Urgent : Le président Tebboune intervient personnellement pour faire emprisonner le directeur de l’hôtel Dar, responsable du désastre du drapeau algérien… La vérité sur le drapeau piétiné !

L’onde de choc : Quand le virtuel piétine le réel

La scène, capturée dans une vidéo devenue virale sur les réseaux sociaux, a soulevé un vent d’indignation et une colère noire à travers toute l’Algérie. Ce qui devait être un rassemblement de créateurs de contenu et d’influenceurs sur la plateforme TikTok pour l’année 2026 s’est transformé en un véritable affront national. Les images montrent l’impensable, une scène que l’on aurait crue impossible en plein cœur de la capitale, à Alger : le drapeau national, cet emblème sacré baigné du sang de millions de martyrs, posé à même le sol, piétiné et ignoré par une foule indifférente, trop occupée à courir après les mentions “j’aime” et les vues virtuelles.
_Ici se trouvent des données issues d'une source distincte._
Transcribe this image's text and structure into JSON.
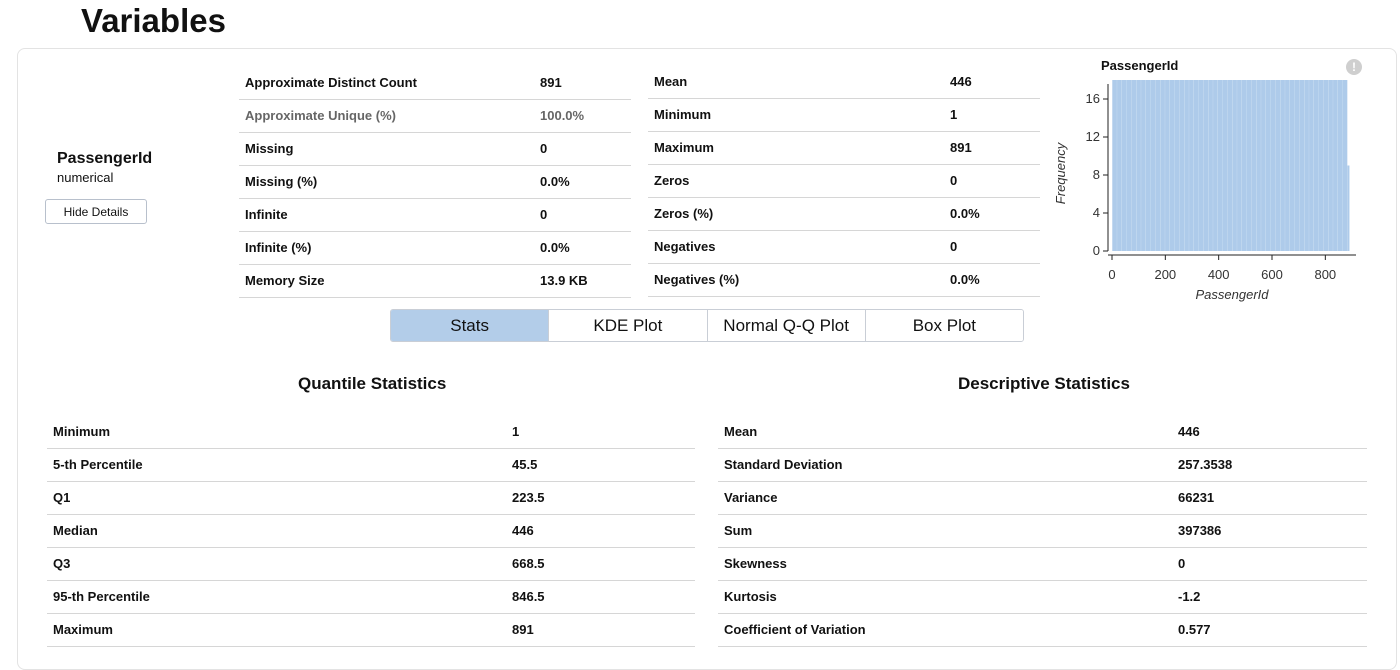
{
  "page": {
    "title": "Variables"
  },
  "variable": {
    "name": "PassengerId",
    "type": "numerical",
    "hide_details_label": "Hide Details"
  },
  "overview_left": [
    {
      "label": "Approximate Distinct Count",
      "value": "891"
    },
    {
      "label": "Approximate Unique (%)",
      "value": "100.0%"
    },
    {
      "label": "Missing",
      "value": "0"
    },
    {
      "label": "Missing (%)",
      "value": "0.0%"
    },
    {
      "label": "Infinite",
      "value": "0"
    },
    {
      "label": "Infinite (%)",
      "value": "0.0%"
    },
    {
      "label": "Memory Size",
      "value": "13.9 KB"
    }
  ],
  "overview_right": [
    {
      "label": "Mean",
      "value": "446"
    },
    {
      "label": "Minimum",
      "value": "1"
    },
    {
      "label": "Maximum",
      "value": "891"
    },
    {
      "label": "Zeros",
      "value": "0"
    },
    {
      "label": "Zeros (%)",
      "value": "0.0%"
    },
    {
      "label": "Negatives",
      "value": "0"
    },
    {
      "label": "Negatives (%)",
      "value": "0.0%"
    }
  ],
  "histogram": {
    "title": "PassengerId",
    "info_icon": "info-icon",
    "chart_data": {
      "type": "bar",
      "title": "PassengerId",
      "xlabel": "PassengerId",
      "ylabel": "Frequency",
      "x_ticks": [
        "0",
        "200",
        "400",
        "600",
        "800"
      ],
      "y_ticks": [
        "0",
        "4",
        "8",
        "12",
        "16"
      ],
      "xlim": [
        1,
        891
      ],
      "ylim": [
        0,
        18
      ],
      "bin_width": 18,
      "values": [
        18,
        18,
        18,
        18,
        18,
        18,
        18,
        18,
        18,
        18,
        18,
        18,
        18,
        18,
        18,
        18,
        18,
        18,
        18,
        18,
        18,
        18,
        18,
        18,
        18,
        18,
        18,
        18,
        18,
        18,
        18,
        18,
        18,
        18,
        18,
        18,
        18,
        18,
        18,
        18,
        18,
        18,
        18,
        18,
        18,
        18,
        18,
        18,
        18,
        9
      ],
      "bar_color": "#aecbea",
      "grid": false
    }
  },
  "tabs": [
    {
      "label": "Stats",
      "active": true
    },
    {
      "label": "KDE Plot",
      "active": false
    },
    {
      "label": "Normal Q-Q Plot",
      "active": false
    },
    {
      "label": "Box Plot",
      "active": false
    }
  ],
  "quantile": {
    "title": "Quantile Statistics",
    "rows": [
      {
        "label": "Minimum",
        "value": "1"
      },
      {
        "label": "5-th Percentile",
        "value": "45.5"
      },
      {
        "label": "Q1",
        "value": "223.5"
      },
      {
        "label": "Median",
        "value": "446"
      },
      {
        "label": "Q3",
        "value": "668.5"
      },
      {
        "label": "95-th Percentile",
        "value": "846.5"
      },
      {
        "label": "Maximum",
        "value": "891"
      }
    ]
  },
  "descriptive": {
    "title": "Descriptive Statistics",
    "rows": [
      {
        "label": "Mean",
        "value": "446"
      },
      {
        "label": "Standard Deviation",
        "value": "257.3538"
      },
      {
        "label": "Variance",
        "value": "66231"
      },
      {
        "label": "Sum",
        "value": "397386"
      },
      {
        "label": "Skewness",
        "value": "0"
      },
      {
        "label": "Kurtosis",
        "value": "-1.2"
      },
      {
        "label": "Coefficient of Variation",
        "value": "0.577"
      }
    ]
  }
}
Pour de nombreux citoyens, la pilule est extrêmement amère. Au départ, beaucoup d’internautes ont refusé de croire à la véracité de la séquence, pensant à une mise en scène ou à un événement se déroulant hors des frontières. Malheureusement, la réalité est bien plus douloureuse. L’incident s’est bel et bien produit en Algérie, dans l’enceinte feutrée et prestigieuse du Legacy Hotel Luxury situé dans le quartier d’Hydra. Cet établissement de renom est aujourd’hui au centre d’une tempête médiatique et judiciaire sans précédent.

Les faits : Une légèreté coupable et un manque de respect flagrant

L’analyse de la vidéo incriminée révèle l’ampleur du désastre moral. Au milieu de l’effervescence d’un événement baptisé par les internautes “TikTok Voisins 2026”, le drapeau national a été utilisé d’une manière qui défie les règles les plus élémentaires du protocole et du civisme. Au lieu d’être hissé fièrement dans le ciel ou fixé dignement sur un mur, l’emblème national a été étalé par terre, servant presque de tapis ou d’élément de décor de seconde zone.

Plus choquant encore, la vidéo montre des dizaines de personnes défiler, marcher à proximité immédiate, voire piétiner le tissu sacré sans que personne ne daigne s’arrêter pour réparer cette infamie. Pas un organisateur, pas un responsable de la sécurité de l’hôtel, pas un seul participant parmi la cinquantaine de personnes visibles sur les séquences n’a eu le réflexe patriotique de ramasser le drapeau. Cette indifférence collective face à un symbole de souveraineté nationale a suscité une incompréhension totale et un profond sentiment de trahison chez les Algériens.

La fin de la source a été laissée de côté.